Note that a gentle twisting motion is used to insert the cannula deeply into the anterior chamber. Now, press the 30 gauge tubing against the tabletop to minimize any movement of the inserted cannula while reaching for a piece of tape, and use the tape to secure the tubing to the table. Once the tube has been secured, record the start time of the surgery.

Use the microscope to verify that there is no leakage, and that the Ischemia-Reperfusion eye is larger than the contralateral eye, to establish the presence of ocular distension. The apply Hypromellose to both eyes every 30 minutes, until the end of the experiment to lubricate the cornea, and to seal any micro leaks. Should an animal stir during the procedure, lift the tail and administer a Ketamine booster intraperitoneally.

90 minutes after cannulating the first animal, gently pull the cannula from the anterior chamber, and lubricate both eyes with lubricating jelly. As subsequent cannulae are removed, place each mouse back into the cage on the surgical table, until the animals are fully recovered. After all of the cannulae have been removed, disinfect them with alcohol wipes.

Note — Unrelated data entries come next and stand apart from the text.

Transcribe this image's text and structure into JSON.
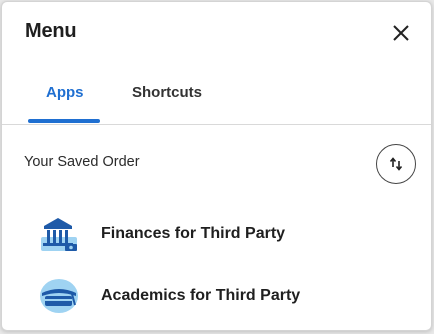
{
  "menu": {
    "title": "Menu",
    "close_icon": "close-icon"
  },
  "tabs": [
    {
      "label": "Apps",
      "active": true
    },
    {
      "label": "Shortcuts",
      "active": false
    }
  ],
  "saved_order": {
    "label": "Your Saved Order",
    "sort_icon": "sort-arrows-icon"
  },
  "apps": [
    {
      "label": "Finances for Third Party",
      "icon": "bank-icon"
    },
    {
      "label": "Academics for Third Party",
      "icon": "graduation-cap-icon"
    }
  ],
  "colors": {
    "accent": "#1f6fd1",
    "icon_light_blue": "#9fd3f2",
    "icon_dark_blue": "#1e5aa8"
  }
}
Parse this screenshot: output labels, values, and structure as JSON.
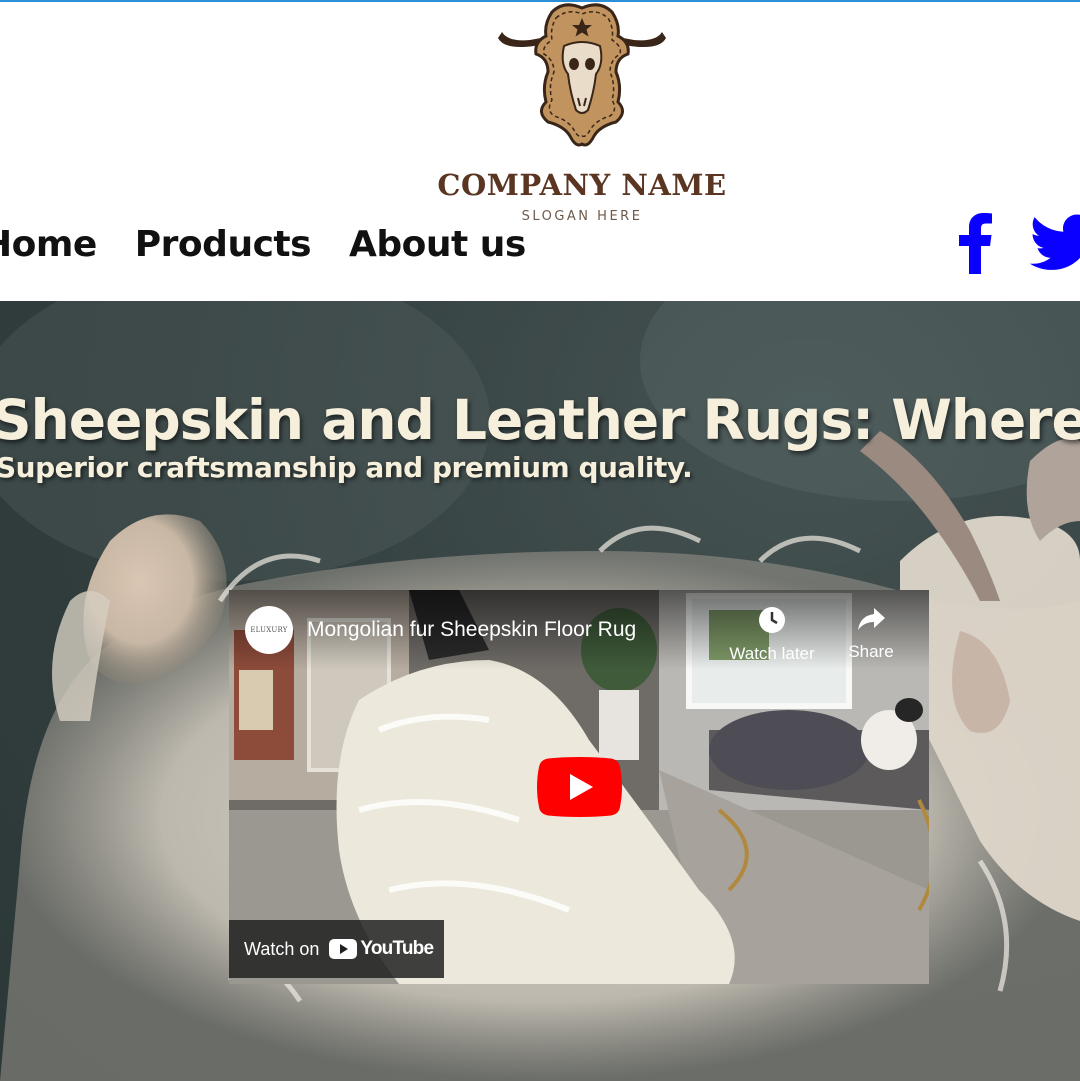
{
  "header": {
    "company_name": "COMPANY NAME",
    "slogan": "SLOGAN HERE",
    "nav": [
      {
        "label": "Home"
      },
      {
        "label": "Products"
      },
      {
        "label": "About us"
      }
    ],
    "social": [
      "facebook-icon",
      "twitter-icon"
    ],
    "social_color": "#0a00ff"
  },
  "hero": {
    "title": "Sheepskin and Leather Rugs: Where Elegance Meets",
    "subtitle": "Superior craftsmanship and premium quality.",
    "title_color": "#f5efdc"
  },
  "video": {
    "channel": "ELUXURY",
    "title": "Mongolian fur Sheepskin Floor Rug",
    "watch_later_label": "Watch later",
    "share_label": "Share",
    "watch_on_label": "Watch on",
    "youtube_label": "YouTube",
    "play_color": "#ff0000"
  },
  "colors": {
    "logo_brown": "#c0935f",
    "company_name": "#5a3522",
    "top_border": "#2a8fd8"
  }
}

Then use a 60 milliliter syringe filled with air to expel the Heparin sodium from the five valve manifold, 30 gauge needles, 30 gauge tubing, and cannulae. Next, rinse all of the instruments with a 60 milliliter syringe filled with distilled water. Finally, expel the distilled water from all of the materials with 60 milliliters of air, and store the disinfected and rinsed equipment for later use.

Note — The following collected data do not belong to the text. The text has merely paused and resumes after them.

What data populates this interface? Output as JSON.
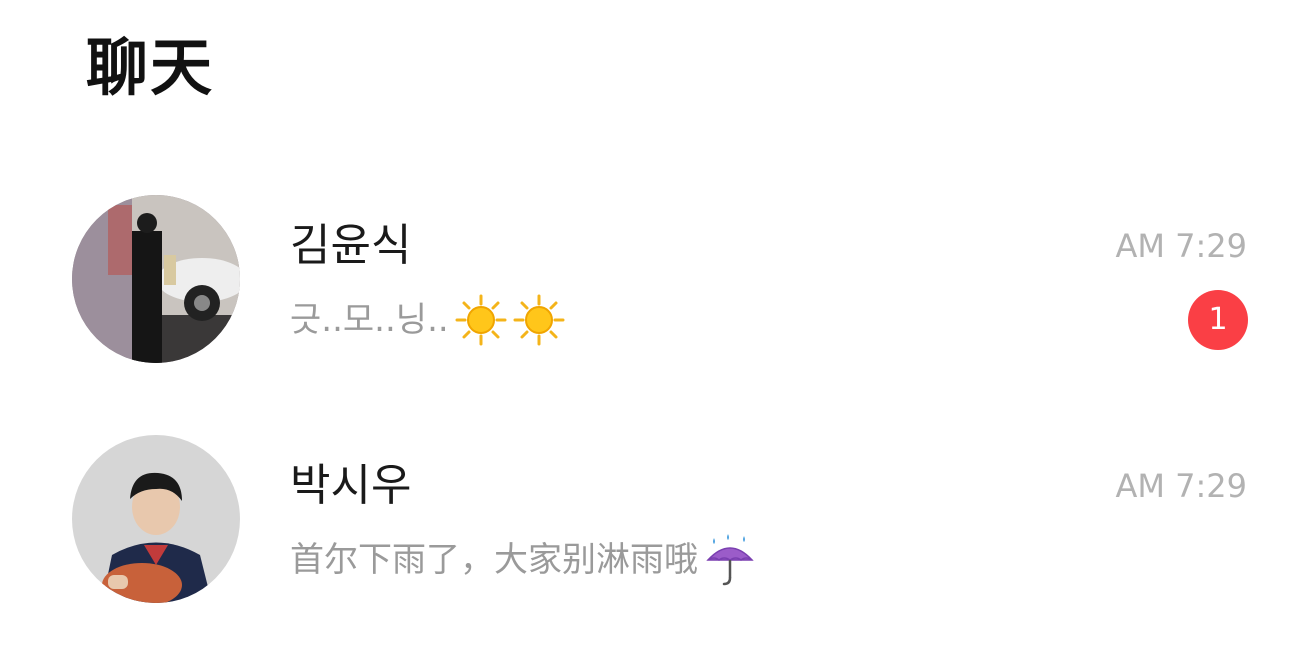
{
  "header": {
    "title": "聊天"
  },
  "chats": [
    {
      "name": "김윤식",
      "preview": "긋..모..닝..",
      "preview_emojis": [
        "sun-icon",
        "sun-icon"
      ],
      "time": "AM 7:29",
      "unread": "1",
      "avatar": "avatar-photo-man-street"
    },
    {
      "name": "박시우",
      "preview": "首尔下雨了，大家别淋雨哦",
      "preview_emojis": [
        "umbrella-rain-icon"
      ],
      "time": "AM 7:29",
      "avatar": "avatar-photo-man-sweater"
    }
  ],
  "colors": {
    "badge": "#fa3f45",
    "time_text": "#b2b2b2",
    "preview_text": "#9a9a9a",
    "name_text": "#1a1a1a"
  }
}
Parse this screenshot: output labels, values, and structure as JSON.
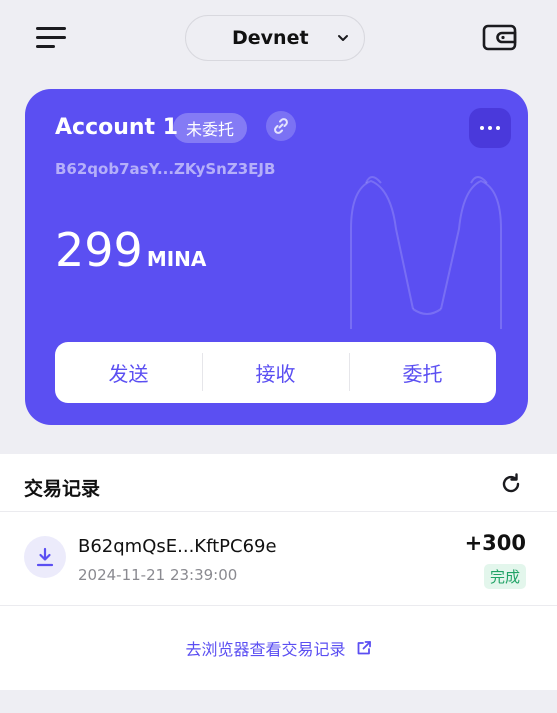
{
  "header": {
    "menu_icon": "menu-icon",
    "network": "Devnet",
    "wallet_icon": "wallet-icon"
  },
  "account": {
    "name": "Account 1",
    "delegation_status": "未委托",
    "address": "B62qob7asY...ZKySnZ3EJB",
    "balance": "299",
    "unit": "MINA",
    "actions": [
      "发送",
      "接收",
      "委托"
    ]
  },
  "transactions": {
    "title": "交易记录",
    "items": [
      {
        "address": "B62qmQsE...KftPC69e",
        "time": "2024-11-21 23:39:00",
        "amount": "+300",
        "status": "完成"
      }
    ],
    "explorer_link": "去浏览器查看交易记录"
  },
  "colors": {
    "accent": "#5b4ff2",
    "background": "#eeeef3",
    "success": "#21a366"
  }
}
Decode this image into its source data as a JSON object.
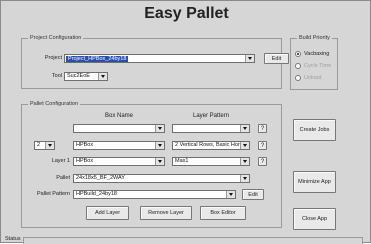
{
  "window": {
    "title": "Easy Pallet"
  },
  "project_config": {
    "legend": "Project Configuration",
    "project_label": "Project",
    "project_value": "Project_HPBox_24by18",
    "edit_label": "Edit",
    "tool_label": "Tool",
    "tool_value": "Suc2EoE"
  },
  "build_priority": {
    "legend": "Build Priority",
    "options": [
      {
        "label": "Vacbaxing",
        "selected": true,
        "enabled": true
      },
      {
        "label": "Cycle Time",
        "selected": false,
        "enabled": false
      },
      {
        "label": "Unload",
        "selected": false,
        "enabled": false
      }
    ]
  },
  "pallet_config": {
    "legend": "Pallet Configuration",
    "col_box_name": "Box Name",
    "col_layer_pattern": "Layer Pattern",
    "layers_count": "2",
    "row1": {
      "box": "HPBox",
      "pattern": "2 Vertical Rows, Basic Hor",
      "help": "?"
    },
    "row2": {
      "label": "Layer 1",
      "box": "HPBox",
      "pattern": "Max1",
      "help": "?"
    },
    "row0": {
      "help": "?"
    },
    "pallet_label": "Pallet",
    "pallet_value": "24x18x5_BF_2WAY",
    "pallet_pattern_label": "Pallet Pattern",
    "pallet_pattern_value": "HPBuild_24by18",
    "edit_label": "Edit",
    "add_layer": "Add Layer",
    "remove_layer": "Remove Layer",
    "box_editor": "Box Editor"
  },
  "side_buttons": {
    "create_jobs": "Create Jobs",
    "minimize_app": "Minimize App",
    "close_app": "Close App"
  },
  "status": {
    "label": "Status"
  }
}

NeuN immunolabeling of neuronal nuclei reveal significant nuronal cell loss, following Ischemia-Reperfusion insult, by confocal microscopic imaging, seven days after Ischemia-Reperfusion Injury. Indeed, manual quantification of the NeuN positive cells in control, and Ischemia-Reperfused eyes, demonstrates a decrease in the gangelion cell layer neuron counts after injury, indicating the presence of Ischemia-Reperfusion induced cell death. Lower a-wave and b-wave amplitudes documented by electroretinography also signify the occurrence of Ischemia-Reperfusion induced impairments in retinal neuronal function compared to control, non-injured eyes.

Once mastered, this technique can be performed on ten animals in approximately five hours, including the final two hours spent waiting for the mice to recover from anesthesia. While attempting this procedure, it's important to maintaim deep anesthesia. As an effective sedation will prevent displacement of the cannula by animal movement.

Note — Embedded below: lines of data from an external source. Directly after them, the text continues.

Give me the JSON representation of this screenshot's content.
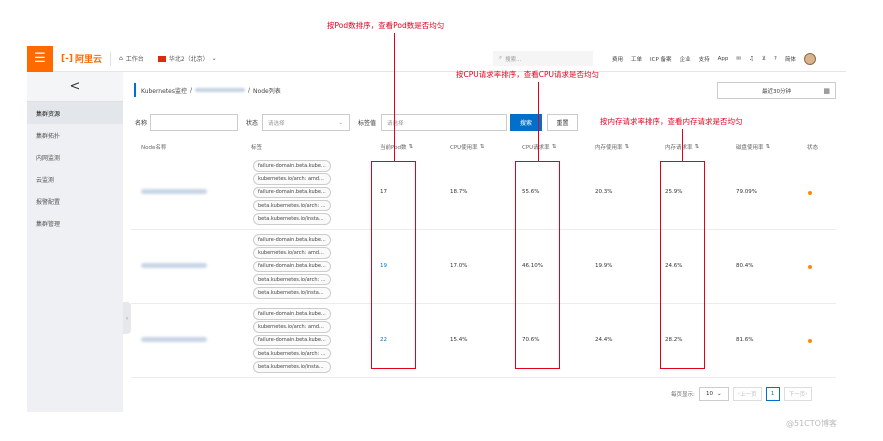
{
  "topbar": {
    "menu_icon": "hamburger-icon",
    "logo_text": "阿里云",
    "workbench": "工作台",
    "region": "华北2（北京）",
    "search_placeholder": "搜索...",
    "nav": [
      "费用",
      "工单",
      "ICP 备案",
      "企业",
      "支持",
      "App"
    ],
    "lang": "简体"
  },
  "sidebar": {
    "back": "<",
    "items": [
      "集群资源",
      "集群拓扑",
      "内网监测",
      "云监测",
      "报警配置",
      "集群管理"
    ]
  },
  "breadcrumb": {
    "root": "Kubernetes监控",
    "current": "Node列表",
    "separator": "/"
  },
  "time_range": "最近30分钟",
  "filters": {
    "name_label": "名称",
    "status_label": "状态",
    "status_placeholder": "请选择",
    "tag_label": "标签值",
    "tag_placeholder": "请选择",
    "search_button": "搜索",
    "reset_button": "重置"
  },
  "table": {
    "headers": [
      "Node名称",
      "标签",
      "当前Pod数",
      "CPU使用率",
      "CPU请求率",
      "内存使用率",
      "内存请求率",
      "磁盘使用率",
      "状态"
    ],
    "rows": [
      {
        "pods": "17",
        "cpu_use": "18.7%",
        "cpu_req": "55.6%",
        "mem_use": "20.3%",
        "mem_req": "25.9%",
        "disk": "79.09%",
        "tags": [
          "failure-domain.beta.kube...",
          "kubernetes.io/arch: amd...",
          "failure-domain.beta.kube...",
          "beta.kubernetes.io/arch: ...",
          "beta.kubernetes.io/insta..."
        ]
      },
      {
        "pods": "19",
        "cpu_use": "17.0%",
        "cpu_req": "46.10%",
        "mem_use": "19.9%",
        "mem_req": "24.6%",
        "disk": "80.4%",
        "tags": [
          "failure-domain.beta.kube...",
          "kubernetes.io/arch: amd...",
          "failure-domain.beta.kube...",
          "beta.kubernetes.io/arch: ...",
          "beta.kubernetes.io/insta..."
        ]
      },
      {
        "pods": "22",
        "cpu_use": "15.4%",
        "cpu_req": "70.6%",
        "mem_use": "24.4%",
        "mem_req": "28.2%",
        "disk": "81.6%",
        "tags": [
          "failure-domain.beta.kube...",
          "kubernetes.io/arch: amd...",
          "failure-domain.beta.kube...",
          "beta.kubernetes.io/arch: ...",
          "beta.kubernetes.io/insta..."
        ]
      }
    ]
  },
  "pagination": {
    "page_size_label": "每页显示:",
    "page_size": "10",
    "prev": "上一页",
    "current": "1",
    "next": "下一页"
  },
  "annotations": {
    "pods": "按Pod数排序，查看Pod数是否均匀",
    "cpu": "按CPU请求率排序，查看CPU请求是否均匀",
    "mem": "按内存请求率排序，查看内存请求是否均匀"
  },
  "watermark": "@51CTO博客",
  "colors": {
    "accent": "#ff6a00",
    "primary": "#0070cc",
    "annotation": "#e0001e",
    "status_dot": "#ff8a00"
  }
}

Following this procedure, other methods, like electroretinography can be performed to answer additional questions about retinal function. This technique has enabled researchers in the ophthalmology neuroscience and vascular biology fields to explore retinal neurovasuclar pathogenesis, and therapeutic intervention in rodents. After watching this video, you should have a good understanding of how to create a targeted retinal injury, though the cannulation of the ocular anterior chamber.

Don't forget, that working with surgical instruments can be extremely hazardous, and that precautions, such as using an effective sharps disposal, should always be taken while performing this procedure.